Change the vocabulary
Successful companies pride themselves on being customer-centric. The framing of the relationship is such that the “customer is king” and the government (often an industry regulator) is what stands in the way of a corporation’s ability to serve her.
But what if the public institutions, be they national, state, city, or municipal level, were deliberately and unequivocally included in а pool of potential customers? What if a typical board agenda included a recurring item to consider how the core technology could serve the public interest?
One can only wonder what Uber would have achieved if, from the early days, it viewed municipalities, cities and towns and not just uber-riders, as its customers.
This is not to say that businesses must cozy up to regulators or that the Government agencies should accept services from the companies they are expected to oversee.
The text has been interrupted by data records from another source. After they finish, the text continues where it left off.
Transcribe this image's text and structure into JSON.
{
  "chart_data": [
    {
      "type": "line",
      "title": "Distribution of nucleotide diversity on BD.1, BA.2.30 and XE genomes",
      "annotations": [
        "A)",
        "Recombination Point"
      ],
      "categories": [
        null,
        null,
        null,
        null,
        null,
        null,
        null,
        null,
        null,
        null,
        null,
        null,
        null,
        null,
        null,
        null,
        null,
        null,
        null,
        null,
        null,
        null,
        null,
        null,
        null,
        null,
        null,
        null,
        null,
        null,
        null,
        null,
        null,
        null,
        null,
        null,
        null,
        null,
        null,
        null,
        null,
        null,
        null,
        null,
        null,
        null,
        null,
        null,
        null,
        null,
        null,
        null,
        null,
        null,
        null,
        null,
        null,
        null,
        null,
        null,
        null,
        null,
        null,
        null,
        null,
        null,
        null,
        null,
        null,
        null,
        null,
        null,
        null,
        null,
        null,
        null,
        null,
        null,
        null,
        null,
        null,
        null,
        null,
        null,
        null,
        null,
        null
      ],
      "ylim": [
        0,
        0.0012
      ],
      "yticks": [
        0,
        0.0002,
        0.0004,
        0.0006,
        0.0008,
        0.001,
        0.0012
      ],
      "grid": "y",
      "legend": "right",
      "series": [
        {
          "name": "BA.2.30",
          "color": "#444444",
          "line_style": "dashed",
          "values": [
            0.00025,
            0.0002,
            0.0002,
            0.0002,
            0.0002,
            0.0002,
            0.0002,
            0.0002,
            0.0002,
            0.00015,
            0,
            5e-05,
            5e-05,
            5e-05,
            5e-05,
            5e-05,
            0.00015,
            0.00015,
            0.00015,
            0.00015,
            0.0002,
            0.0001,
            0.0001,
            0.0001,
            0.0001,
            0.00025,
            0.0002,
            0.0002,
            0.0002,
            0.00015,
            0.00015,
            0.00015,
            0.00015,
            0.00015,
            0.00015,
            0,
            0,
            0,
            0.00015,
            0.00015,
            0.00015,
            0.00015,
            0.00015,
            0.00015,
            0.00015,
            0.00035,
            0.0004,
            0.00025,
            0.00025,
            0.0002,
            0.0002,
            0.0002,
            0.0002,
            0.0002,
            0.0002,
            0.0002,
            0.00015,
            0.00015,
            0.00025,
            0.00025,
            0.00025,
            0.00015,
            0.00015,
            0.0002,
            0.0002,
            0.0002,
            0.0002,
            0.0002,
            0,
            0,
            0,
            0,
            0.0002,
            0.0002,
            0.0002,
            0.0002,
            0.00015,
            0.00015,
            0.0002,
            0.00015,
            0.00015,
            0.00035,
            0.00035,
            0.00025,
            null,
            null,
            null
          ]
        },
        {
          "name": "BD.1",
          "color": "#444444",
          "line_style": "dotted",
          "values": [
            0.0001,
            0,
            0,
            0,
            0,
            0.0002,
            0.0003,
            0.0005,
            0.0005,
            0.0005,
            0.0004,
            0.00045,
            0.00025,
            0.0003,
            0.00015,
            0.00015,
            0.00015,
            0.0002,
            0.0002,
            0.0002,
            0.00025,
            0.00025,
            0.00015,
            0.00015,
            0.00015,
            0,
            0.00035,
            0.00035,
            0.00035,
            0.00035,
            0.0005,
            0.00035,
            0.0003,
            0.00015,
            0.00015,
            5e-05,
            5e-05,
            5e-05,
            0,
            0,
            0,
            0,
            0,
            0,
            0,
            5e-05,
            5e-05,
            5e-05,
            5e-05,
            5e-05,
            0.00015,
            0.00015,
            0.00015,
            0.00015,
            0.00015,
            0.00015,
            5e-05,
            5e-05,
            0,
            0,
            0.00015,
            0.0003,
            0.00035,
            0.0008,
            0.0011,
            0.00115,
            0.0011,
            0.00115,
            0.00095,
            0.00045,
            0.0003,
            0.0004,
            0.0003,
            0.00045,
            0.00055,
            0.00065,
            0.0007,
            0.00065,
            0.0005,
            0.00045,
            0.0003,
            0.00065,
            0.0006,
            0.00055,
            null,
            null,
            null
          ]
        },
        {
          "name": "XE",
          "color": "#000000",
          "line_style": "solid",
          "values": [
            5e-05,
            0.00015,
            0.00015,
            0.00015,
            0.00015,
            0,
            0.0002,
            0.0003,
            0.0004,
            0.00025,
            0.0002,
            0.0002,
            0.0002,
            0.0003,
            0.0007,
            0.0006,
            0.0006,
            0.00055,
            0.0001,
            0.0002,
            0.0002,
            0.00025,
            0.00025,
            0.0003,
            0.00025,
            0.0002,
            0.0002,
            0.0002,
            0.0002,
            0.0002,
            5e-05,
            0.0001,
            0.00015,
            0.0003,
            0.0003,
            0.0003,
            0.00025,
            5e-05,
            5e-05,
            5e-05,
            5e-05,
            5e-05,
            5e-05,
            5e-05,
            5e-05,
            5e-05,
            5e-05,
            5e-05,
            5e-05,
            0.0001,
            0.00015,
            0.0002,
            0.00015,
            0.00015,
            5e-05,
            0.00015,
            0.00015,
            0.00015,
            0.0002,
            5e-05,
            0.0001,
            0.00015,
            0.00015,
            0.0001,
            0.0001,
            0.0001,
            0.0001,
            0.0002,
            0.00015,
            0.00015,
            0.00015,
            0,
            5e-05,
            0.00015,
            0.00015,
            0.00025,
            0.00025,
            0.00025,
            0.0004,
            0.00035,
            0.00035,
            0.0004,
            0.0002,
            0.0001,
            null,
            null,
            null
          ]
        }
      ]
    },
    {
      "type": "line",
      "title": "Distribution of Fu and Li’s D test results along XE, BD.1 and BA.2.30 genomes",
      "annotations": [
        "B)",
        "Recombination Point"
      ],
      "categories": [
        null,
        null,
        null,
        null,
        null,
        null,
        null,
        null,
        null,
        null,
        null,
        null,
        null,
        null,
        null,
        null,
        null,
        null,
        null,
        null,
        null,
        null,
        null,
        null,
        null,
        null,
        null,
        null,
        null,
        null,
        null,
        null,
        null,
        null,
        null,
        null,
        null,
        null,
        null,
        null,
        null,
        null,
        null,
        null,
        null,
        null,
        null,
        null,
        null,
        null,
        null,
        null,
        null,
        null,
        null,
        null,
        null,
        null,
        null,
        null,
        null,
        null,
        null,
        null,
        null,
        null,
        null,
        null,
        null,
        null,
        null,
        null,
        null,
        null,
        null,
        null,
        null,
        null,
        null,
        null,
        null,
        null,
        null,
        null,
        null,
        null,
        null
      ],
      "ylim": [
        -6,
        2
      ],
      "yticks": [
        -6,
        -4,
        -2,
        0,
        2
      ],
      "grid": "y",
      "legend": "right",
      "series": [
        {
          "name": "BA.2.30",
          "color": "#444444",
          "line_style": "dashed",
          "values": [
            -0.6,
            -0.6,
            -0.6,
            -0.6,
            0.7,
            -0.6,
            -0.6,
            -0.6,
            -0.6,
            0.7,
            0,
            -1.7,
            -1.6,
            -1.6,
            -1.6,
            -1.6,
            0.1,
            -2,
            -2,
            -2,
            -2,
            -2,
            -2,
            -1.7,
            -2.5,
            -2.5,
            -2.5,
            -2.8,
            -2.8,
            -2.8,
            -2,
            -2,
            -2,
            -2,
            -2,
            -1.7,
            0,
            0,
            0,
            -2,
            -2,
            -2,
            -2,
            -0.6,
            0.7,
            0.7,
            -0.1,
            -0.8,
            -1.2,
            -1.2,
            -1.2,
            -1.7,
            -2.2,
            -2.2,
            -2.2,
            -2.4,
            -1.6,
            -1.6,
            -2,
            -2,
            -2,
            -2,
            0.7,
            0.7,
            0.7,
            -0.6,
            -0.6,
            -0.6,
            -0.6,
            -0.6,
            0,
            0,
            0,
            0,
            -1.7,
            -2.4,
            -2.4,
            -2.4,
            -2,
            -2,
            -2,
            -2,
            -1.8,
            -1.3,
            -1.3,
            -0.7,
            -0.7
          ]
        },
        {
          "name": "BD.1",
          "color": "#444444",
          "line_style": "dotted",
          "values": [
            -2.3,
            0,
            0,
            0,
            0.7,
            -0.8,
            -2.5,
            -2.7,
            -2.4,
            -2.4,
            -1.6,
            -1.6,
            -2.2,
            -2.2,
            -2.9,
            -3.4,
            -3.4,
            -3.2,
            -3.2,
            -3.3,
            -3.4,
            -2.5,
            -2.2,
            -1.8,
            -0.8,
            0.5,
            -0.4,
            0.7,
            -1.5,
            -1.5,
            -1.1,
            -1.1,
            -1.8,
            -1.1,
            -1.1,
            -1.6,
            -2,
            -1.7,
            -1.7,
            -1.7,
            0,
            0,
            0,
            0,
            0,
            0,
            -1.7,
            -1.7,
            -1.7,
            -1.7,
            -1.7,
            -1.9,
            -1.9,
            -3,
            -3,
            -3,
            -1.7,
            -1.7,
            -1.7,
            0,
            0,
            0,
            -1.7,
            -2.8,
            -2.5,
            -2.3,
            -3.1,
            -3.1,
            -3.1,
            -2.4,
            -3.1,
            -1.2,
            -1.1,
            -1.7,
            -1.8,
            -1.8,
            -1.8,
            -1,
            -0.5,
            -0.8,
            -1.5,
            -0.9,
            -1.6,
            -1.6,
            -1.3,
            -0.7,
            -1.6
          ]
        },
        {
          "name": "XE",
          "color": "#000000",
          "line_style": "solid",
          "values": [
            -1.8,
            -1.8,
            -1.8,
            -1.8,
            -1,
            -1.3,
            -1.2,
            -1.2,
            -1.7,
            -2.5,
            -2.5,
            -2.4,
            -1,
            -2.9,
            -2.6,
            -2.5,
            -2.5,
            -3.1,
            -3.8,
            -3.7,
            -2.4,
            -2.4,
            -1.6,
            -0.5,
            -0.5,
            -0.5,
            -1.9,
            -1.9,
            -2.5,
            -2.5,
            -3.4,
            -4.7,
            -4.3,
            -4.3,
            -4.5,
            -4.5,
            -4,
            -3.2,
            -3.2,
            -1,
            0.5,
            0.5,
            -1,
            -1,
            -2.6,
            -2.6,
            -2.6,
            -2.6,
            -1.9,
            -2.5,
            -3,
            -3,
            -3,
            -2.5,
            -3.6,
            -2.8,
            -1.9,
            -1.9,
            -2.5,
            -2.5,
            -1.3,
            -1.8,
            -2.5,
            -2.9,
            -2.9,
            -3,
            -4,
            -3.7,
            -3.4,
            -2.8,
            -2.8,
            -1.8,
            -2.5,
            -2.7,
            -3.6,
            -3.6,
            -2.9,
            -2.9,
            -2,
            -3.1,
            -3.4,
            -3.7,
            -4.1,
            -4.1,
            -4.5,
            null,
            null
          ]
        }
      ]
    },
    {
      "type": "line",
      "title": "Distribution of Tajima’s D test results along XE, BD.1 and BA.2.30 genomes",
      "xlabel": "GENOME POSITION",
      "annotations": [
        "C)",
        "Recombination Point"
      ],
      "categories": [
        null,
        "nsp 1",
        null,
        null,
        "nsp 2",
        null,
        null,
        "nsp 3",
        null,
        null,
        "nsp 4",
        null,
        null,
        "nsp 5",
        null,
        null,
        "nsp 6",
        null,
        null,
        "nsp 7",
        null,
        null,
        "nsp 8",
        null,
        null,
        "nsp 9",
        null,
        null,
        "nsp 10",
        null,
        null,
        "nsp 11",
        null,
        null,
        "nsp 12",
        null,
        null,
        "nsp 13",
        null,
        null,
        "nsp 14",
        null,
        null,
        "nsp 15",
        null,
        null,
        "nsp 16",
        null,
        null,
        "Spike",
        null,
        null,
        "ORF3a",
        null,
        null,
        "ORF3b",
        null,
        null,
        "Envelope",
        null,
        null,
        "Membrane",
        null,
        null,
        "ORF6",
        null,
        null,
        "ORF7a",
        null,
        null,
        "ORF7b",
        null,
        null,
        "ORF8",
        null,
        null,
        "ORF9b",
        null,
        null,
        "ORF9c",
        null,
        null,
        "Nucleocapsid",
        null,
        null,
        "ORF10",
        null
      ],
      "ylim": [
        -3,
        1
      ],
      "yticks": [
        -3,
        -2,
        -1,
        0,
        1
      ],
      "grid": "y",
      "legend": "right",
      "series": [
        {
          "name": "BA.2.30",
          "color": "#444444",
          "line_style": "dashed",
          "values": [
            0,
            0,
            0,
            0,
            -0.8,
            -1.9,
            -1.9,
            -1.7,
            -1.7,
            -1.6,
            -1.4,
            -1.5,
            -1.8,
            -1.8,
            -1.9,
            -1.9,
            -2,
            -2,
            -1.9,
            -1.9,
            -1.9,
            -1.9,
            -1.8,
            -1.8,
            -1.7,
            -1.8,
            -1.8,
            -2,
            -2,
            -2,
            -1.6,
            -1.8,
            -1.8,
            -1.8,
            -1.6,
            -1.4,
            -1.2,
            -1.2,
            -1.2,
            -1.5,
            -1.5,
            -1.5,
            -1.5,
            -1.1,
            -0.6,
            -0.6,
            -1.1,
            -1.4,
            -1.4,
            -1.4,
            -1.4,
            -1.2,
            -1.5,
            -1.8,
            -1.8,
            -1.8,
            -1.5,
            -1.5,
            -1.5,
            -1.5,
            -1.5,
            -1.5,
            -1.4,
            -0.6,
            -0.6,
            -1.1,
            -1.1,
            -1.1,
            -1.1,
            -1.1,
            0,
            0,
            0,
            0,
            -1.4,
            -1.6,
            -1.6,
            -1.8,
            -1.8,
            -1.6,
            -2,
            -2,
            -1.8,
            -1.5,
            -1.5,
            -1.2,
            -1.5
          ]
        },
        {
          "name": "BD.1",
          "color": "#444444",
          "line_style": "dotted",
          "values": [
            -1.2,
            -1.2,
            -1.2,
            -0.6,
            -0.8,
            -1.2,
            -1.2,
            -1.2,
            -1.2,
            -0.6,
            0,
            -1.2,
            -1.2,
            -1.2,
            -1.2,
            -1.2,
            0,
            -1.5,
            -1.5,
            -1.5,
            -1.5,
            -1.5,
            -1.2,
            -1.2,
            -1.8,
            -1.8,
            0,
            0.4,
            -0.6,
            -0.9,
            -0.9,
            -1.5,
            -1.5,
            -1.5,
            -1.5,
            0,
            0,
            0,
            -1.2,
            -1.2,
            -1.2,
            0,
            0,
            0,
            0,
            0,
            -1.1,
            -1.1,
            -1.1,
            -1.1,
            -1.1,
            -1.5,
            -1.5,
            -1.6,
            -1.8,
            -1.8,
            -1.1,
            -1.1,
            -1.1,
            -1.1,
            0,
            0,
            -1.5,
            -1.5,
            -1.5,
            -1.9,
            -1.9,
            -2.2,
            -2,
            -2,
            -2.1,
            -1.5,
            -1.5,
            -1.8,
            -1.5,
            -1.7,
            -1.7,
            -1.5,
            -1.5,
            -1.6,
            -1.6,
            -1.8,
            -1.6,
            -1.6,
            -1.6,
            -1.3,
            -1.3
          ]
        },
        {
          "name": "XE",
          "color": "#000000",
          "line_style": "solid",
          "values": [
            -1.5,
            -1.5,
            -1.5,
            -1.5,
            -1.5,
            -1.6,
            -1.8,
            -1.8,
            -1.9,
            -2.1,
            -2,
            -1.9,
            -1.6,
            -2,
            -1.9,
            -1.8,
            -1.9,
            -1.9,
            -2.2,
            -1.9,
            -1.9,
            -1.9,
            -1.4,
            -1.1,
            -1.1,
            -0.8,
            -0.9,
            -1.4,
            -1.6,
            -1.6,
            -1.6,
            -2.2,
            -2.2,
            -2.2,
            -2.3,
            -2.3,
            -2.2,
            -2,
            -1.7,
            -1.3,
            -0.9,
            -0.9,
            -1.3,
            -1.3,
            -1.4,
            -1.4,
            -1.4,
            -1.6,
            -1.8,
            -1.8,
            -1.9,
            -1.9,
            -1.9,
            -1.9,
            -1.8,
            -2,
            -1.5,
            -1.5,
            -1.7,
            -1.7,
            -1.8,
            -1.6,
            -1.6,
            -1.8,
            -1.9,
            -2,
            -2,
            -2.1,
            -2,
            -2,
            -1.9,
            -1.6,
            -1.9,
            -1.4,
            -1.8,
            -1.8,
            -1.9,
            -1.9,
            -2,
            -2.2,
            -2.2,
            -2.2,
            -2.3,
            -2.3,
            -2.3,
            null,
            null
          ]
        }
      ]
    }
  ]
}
The public interest is represented by many institutions at many levels, and when businesses extend the same courtesy and consideration to them that they do to other prospective customers, win-wins for common good become possible.
Take Uber for example. The New York Times reported that Innisfil, Canada, retained Uber’s services when it needed a transit system. Notably, it wasn’t Uber that created a product, which it marketed and sold to many towns the world over, but rather an enlightened leadership of a small town that went ahead and hired the company to meet its transportation needs. One can only wonder what Uber would have achieved if it viewed municipalities, cities and towns and not just uber-riders, as its customers.
Change the organization
To continue thriving, a global corporation has to find a bigger problem to solve, rather than protect the business model that has delivered in the past
A chief in-house-lobbyist is the term frequently used to describe the head of Government Relations within a company. To lobby, according to the Cambridge dictionary, is “to try to persuade an elected official to take a particular action or change a law.” The definition itself implies an inherent misalignment of interest between the business and the government.
But what if we focused on common objectives? Perhaps a company wouldn’t need a lobbyist, but a Chief Partnership Officer. Take LinkedIn for example, it recently launched The Economic Graph, the explicit goal of which is to “partner with private and public organizations to empower local governments, nonprofits, and educators to make informed decisions that create positive economic outcomes.” Solving problems is how businesses succeed and to continue thriving, a global corporation has to find a bigger problem to solve, rather than protect the business model that has delivered in the past.
Change the culture
Culture, as Peter Drucker convincingly argued, eats strategy for breakfast. The change of terminology and the revision of the org chart can only go so far, but real transformation is possible when attitudes and value sets adjust. It is time to reinvigorate discussions on how mission and vision can become more inclusive and focused on creating the societal value above and beyond that of shareholders.
The technology itself is value-neutral, so it is up to the companies to deploy it in the ways that will maintain and protect our digital commons for the benefits of the many, not the few.
The executives must eventually accept new levels of responsibility and realize that a genuine engagement with stakeholders could pay off in many ways including reputational benefits, earned media value, consumer loyalty, etc. Goldman Sachs has estimated that “goodwill and other intangibles on the books of companies in the S&P 500 at $2.6 trillion, or 10% of their total assets.”
All in all, the tech enterprises are well-placed to innovate in the public interest. The technology itself is value-neutral, so it is up to companies to deploy it in ways that will maintain and protect our digital commons for the benefits of the many, not the few. Let us not allow the lack of imagination to stand in the way of progress.